Faversham already foresaw the gleaming splendour
of the show, when all should be done, and these marvels of a most lovely
art--these silver nymphs and fauns, these dainty sea-horses and dolphins,
these temples and shrines, now holding a Hercules, now a St. Sebastian,
these arabesques, garlands, festoons, running in a riot of beauty over
the surface of cup and salver--had been restored to daylight and men's
sight, after the burial of a generation.
But the value of what the house contained! In these days of huge prices
and hungry buyers, it must be simply enormous.
Faversham often found himself speculating eagerly upon it, and always
with the query in the background "For _whom_ is it all piling up?"
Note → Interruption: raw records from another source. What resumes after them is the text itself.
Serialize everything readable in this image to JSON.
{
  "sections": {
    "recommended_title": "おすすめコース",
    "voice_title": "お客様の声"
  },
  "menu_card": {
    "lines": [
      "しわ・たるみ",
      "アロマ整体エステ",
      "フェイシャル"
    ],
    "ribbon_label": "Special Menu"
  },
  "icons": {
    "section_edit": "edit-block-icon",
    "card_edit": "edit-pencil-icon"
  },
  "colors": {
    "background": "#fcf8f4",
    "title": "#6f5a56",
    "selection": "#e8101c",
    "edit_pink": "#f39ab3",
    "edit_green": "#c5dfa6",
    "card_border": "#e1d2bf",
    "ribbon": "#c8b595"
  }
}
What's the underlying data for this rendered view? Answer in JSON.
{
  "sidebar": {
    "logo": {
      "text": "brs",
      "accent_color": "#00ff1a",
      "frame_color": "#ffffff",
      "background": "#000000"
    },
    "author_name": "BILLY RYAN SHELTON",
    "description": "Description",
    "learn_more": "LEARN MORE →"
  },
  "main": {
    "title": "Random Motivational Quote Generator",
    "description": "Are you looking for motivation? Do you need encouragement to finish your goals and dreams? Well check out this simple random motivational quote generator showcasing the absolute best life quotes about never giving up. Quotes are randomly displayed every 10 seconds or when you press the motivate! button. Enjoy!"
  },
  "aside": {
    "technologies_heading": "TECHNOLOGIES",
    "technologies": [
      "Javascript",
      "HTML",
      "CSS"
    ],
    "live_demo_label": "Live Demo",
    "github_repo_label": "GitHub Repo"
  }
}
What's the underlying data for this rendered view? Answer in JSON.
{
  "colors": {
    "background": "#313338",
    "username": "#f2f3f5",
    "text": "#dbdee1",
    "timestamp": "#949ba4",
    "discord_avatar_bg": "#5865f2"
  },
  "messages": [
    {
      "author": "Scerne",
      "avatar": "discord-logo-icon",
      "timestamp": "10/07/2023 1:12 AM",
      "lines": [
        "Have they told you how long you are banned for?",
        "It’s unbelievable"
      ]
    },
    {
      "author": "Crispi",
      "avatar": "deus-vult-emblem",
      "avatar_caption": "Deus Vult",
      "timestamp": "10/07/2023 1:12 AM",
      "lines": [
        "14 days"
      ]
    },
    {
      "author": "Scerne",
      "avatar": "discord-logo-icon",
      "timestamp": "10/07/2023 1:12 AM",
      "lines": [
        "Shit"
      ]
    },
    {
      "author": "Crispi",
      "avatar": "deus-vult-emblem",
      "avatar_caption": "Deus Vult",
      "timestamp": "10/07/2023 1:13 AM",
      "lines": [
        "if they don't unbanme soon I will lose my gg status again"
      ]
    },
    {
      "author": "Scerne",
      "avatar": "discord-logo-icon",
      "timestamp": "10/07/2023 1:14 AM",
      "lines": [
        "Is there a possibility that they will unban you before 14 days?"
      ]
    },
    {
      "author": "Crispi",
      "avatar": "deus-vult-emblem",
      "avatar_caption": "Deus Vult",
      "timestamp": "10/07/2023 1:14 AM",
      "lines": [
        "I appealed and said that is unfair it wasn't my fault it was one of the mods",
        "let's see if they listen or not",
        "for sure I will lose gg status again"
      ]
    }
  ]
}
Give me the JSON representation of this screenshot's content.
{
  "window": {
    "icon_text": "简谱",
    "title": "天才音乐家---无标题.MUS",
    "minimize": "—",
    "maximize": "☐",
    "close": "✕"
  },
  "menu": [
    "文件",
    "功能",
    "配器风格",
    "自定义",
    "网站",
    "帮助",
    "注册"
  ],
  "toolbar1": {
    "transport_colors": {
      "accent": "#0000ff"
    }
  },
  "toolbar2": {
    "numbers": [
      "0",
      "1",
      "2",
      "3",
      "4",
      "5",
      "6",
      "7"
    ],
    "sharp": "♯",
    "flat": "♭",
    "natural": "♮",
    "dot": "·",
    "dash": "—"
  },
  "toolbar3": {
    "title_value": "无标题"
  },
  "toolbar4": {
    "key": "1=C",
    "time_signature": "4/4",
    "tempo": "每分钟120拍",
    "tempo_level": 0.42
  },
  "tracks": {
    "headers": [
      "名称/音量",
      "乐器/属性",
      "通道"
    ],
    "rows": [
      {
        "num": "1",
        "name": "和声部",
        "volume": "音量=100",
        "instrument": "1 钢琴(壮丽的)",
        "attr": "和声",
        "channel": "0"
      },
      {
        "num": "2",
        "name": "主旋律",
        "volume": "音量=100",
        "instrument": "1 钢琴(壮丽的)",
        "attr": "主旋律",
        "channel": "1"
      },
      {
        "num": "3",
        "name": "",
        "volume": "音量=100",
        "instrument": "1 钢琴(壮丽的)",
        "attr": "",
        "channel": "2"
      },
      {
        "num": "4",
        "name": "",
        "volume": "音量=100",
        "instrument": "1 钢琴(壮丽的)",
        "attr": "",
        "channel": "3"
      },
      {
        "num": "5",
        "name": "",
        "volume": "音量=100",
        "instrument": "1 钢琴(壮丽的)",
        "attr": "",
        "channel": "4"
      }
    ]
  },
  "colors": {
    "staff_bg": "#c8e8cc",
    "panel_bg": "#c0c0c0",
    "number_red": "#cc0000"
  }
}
As they left the silver room, Melrose had made the grim remark that the
contents of that room alone would make it prudent to let loose an extra
couple of bloodhounds in the park at night. Dixon's frowning countenance
as he followed in their wake showed an answering anxiety. For he had now
been made guardian of the collections; and a raw nephew of his, chosen
apparently for his honesty and his speechlessness, had been put on as
manservant, Mrs. Dixon had two housemaids under her, and a girl in the
kitchen. It was sometimes evident to Faversham that the agitation of
these changes which had come so suddenly upon them, had aged the two old
servants, just as it had tried their master.
Faversham on dismounting was told by Joseph, the new man, that Mr.